Palakkad Chicken Curry – A blend of spices from the spice growing regions of Kerala that is aromatic and flavourful.
- Prep Time15 min
- Cook Time35 min
- Total Time50 min
- Serving Size4
- 1 kg Chicken
- 15 Shallots / Sambar Onion
- 6 Dry Red Chillies
- 3 tbsp Thillai’s Coriander powder
- 1 tbsp Thillai’s Chilli Powder
- 1 tbsp Thillai’s Cumin powder
- 1 tbsp Thillai’s Garam Masala Powder
- 1 tbsp Thillai’s Turmeric Powder
- 3 tbsp Coconut Oil
- 2 Onions Sliced thinly
- Curry Leaves – A Handful
- 2 tbsp Ginger Garlic paste
- Lemon Juice to Taste
- Coriander Leaves – A handful chopped finely
Heat 1 tbsp oil in a kadai. Add in shallots and dry red chillies and fry for 3 mins. Remove to a blender.

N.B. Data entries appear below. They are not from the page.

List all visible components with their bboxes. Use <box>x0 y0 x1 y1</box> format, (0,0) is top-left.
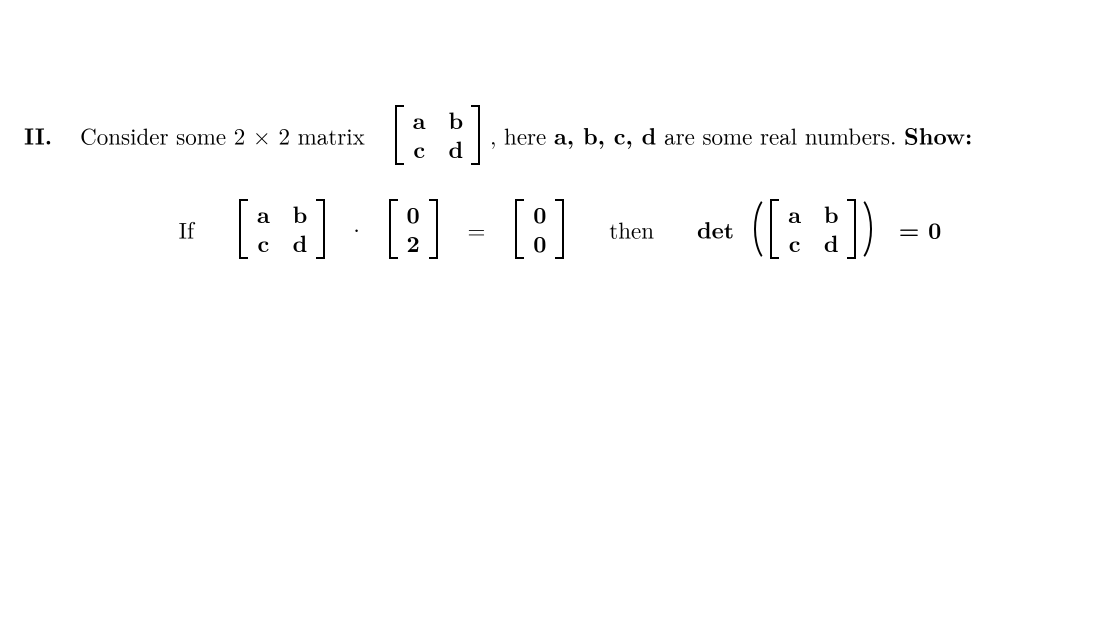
then-word: then <box>609 212 654 245</box>
matrix-A-lhs: a b c d <box>239 200 325 258</box>
matrix-entry: a <box>780 200 809 229</box>
page: II. Consider some 2 × 2 matrix a b c d ,… <box>0 0 1120 617</box>
matrix-entry: b <box>286 200 315 229</box>
matrix-entry: a <box>405 106 434 135</box>
vector-input: 0 2 <box>389 200 438 258</box>
vector-entry: 0 <box>399 200 428 229</box>
intro-text-after-matrix: , here <box>490 118 554 151</box>
matrix-entry: d <box>441 135 470 164</box>
matrix-entry: c <box>405 135 434 164</box>
problem-line-1: II. Consider some 2 × 2 matrix a b c d ,… <box>24 106 1096 164</box>
vector-entry: 0 <box>525 200 554 229</box>
equals-sign: = <box>468 212 486 245</box>
matrix-entry: b <box>441 106 470 135</box>
matrix-A-det: a b c d <box>770 200 856 258</box>
show-word: Show: <box>904 118 972 151</box>
problem-line-2: If a b c d · 0 2 <box>0 200 1120 258</box>
dot-operator: · <box>348 212 366 245</box>
matrix-A-inline: a b c d <box>395 106 481 164</box>
equals-zero: = 0 <box>899 212 942 245</box>
matrix-entry: b <box>817 200 846 229</box>
matrix-entry: d <box>286 229 315 258</box>
det-parentheses: a b c d <box>755 200 871 258</box>
vector-entry: 0 <box>525 229 554 258</box>
vector-zero: 0 0 <box>515 200 564 258</box>
variable-list: a, b, c, d <box>554 118 656 151</box>
problem-number: II. <box>24 118 52 151</box>
matrix-entry: c <box>780 229 809 258</box>
vector-entry: 2 <box>399 229 428 258</box>
matrix-entry: a <box>249 200 278 229</box>
matrix-entry: c <box>249 229 278 258</box>
intro-text-before-matrix: Consider some 2 × 2 matrix <box>80 118 365 151</box>
matrix-entry: d <box>817 229 846 258</box>
if-word: If <box>179 212 194 245</box>
det-word: det <box>697 212 734 245</box>
intro-text-after-vars: are some real numbers. <box>664 118 904 151</box>
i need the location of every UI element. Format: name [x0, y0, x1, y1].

Now in the same kadai. Add in spice powders and toast them for 2 to 3 mins.
Remove to the same blender and puree till smooth.
Heat more oil in the kadai. Add in onions and curry leaves and cook till golden.
Add in ginger garlic paste and mix well, now add in chicken and mix well.
Cover and cook the chicken till it is half done.
Add in the ground masala and mix well. Cover again and cook for 10 to 15 mins on low flame.
Turn off the heat and add in lemon juice, curry leaves and coriander leaves. Mix well.